Utility of DNA barcodes in the identification of melliferous plants associated with Sabal yapa honey from eastern Yucatan, Mexico

Introduction

DNA barcodes are small, standardized DNA fragments (500 to 800 base pairs bp) that are amplified and sequenced to identify organisms (Taberlet et al., 2012). This tool has helped to understand biological diversity and is currently applied to solve questions of systematics and phylogeny; as well as in the identification of parasites and vectors, the creation of forest and animal inventories, the detection of trafficking of endangered species, and the authentication of pharmaceutical and food products such as honey (Ajmal et al., 2014; Ferreira de Lima et al., 2018). Therefore, selecting universal DNA fragments as barcodes is a critical step for their implementation (Saravanan et al., 2019).

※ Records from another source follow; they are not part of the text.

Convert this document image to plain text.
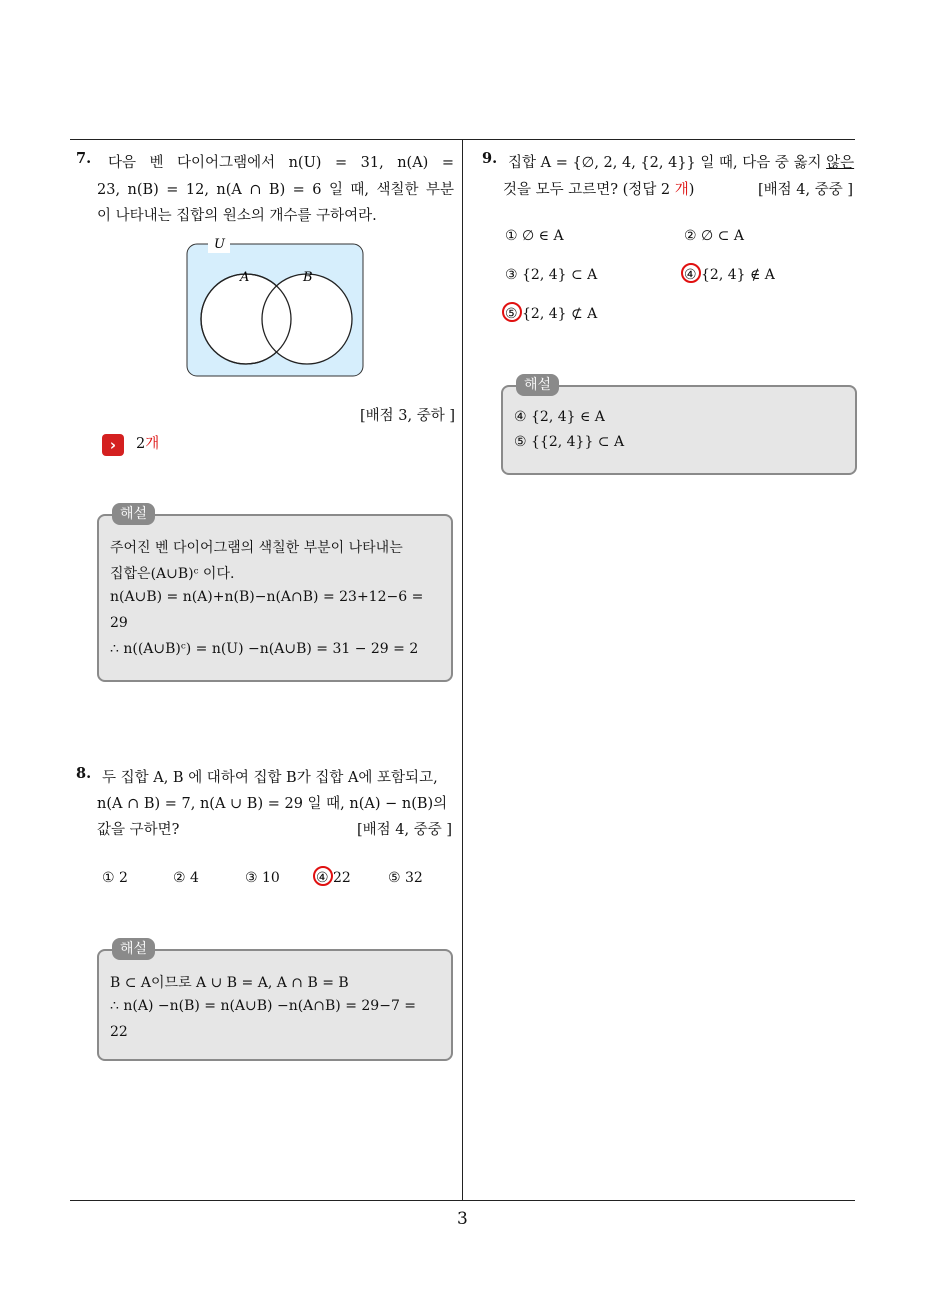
7. 다음 벤 다이어그램에서 n(U) = 31, n(A) =
23, n(B) = 12, n(A ∩ B) = 6 일 때, 색칠한 부분
이 나타내는 집합의 원소의 개수를 구하여라.
U
A	B
[배점 3, 중하 ]
›	2개
해설
주어진 벤 다이어그램의 색칠한 부분이 나타내는
집합은(A∪B)ᶜ 이다.
n(A∪B) = n(A)+n(B)−n(A∩B) = 23+12−6 =
29
∴ n((A∪B)ᶜ) = n(U) −n(A∪B) = 31 − 29 = 2
8. 두 집합 A, B 에 대하여 집합 B가 집합 A에 포함되고,
n(A ∩ B) = 7, n(A ∪ B) = 29 일 때, n(A) − n(B)의
값을 구하면?	[배점 4, 중중 ]
① 2	② 4	③ 10	④ 22	⑤ 32
해설
B ⊂ A이므로 A ∪ B = A, A ∩ B = B
∴ n(A) −n(B) = n(A∪B) −n(A∩B) = 29−7 =
22
9. 집합 A = {∅, 2, 4, {2, 4}} 일 때, 다음 중 옳지 않은
것을 모두 고르면? (정답 2 개)	[배점 4, 중중 ]
① ∅ ∈ A	② ∅ ⊂ A
③ {2, 4} ⊂ A	④ {2, 4} ∉ A
⑤ {2, 4} ⊄ A
해설
④ {2, 4} ∈ A
⑤ {{2, 4}} ⊂ A
3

The Consortium for the Barcoding of Life (CBOL) has proposed rbcL as a core barcode in plants and several markers such as trnH-psbA or ITS2 as complementary barcodes to increase the species-level discrimination (Hollingsworth et al., 2009; Manivanan et al., 2018). The utility of these markers to corroborate honey authenticity has been evaluated by several authors (Bruni et al., 2015; Hawkins et al., 2015; Laha et al., 2017; Manivanan et al., 2018; Murthy et al., 2019; Prosser and Hebert 2017; Saravanan et al., 2019).

In tropical regions, where organism diversity is high and sampling difficult, barcode generation and implementation may be limited (Parmentier et al., 2013; Ferreira de Lima et al., 2018; Jones et al., 2021) as barcodes require reference sequences available on platforms such as GenBank or BOLD Systems for comparison and species identification (Hollingsworth et al., 2009; Jones et al., 2021). In Mexico, the generation of barcodes for melliferous plants is scarce (Hernández-Pineda, 2016). Only about 10,745 species including plants and animals have barcodes (103,190 records), of which 24.83 % correspond to vascular plants and 17 % to eudicotyledons (BOLD Systems, 2023a). Constructing reference libraries with reference sequences of well-verified specimens will allow correct identification by barcoding and more efficient analysis (Jones et al., 2021). For that reason, utilizing specimens available in herbaria is a key element in constructing solid databases (de Vere et al., 2012).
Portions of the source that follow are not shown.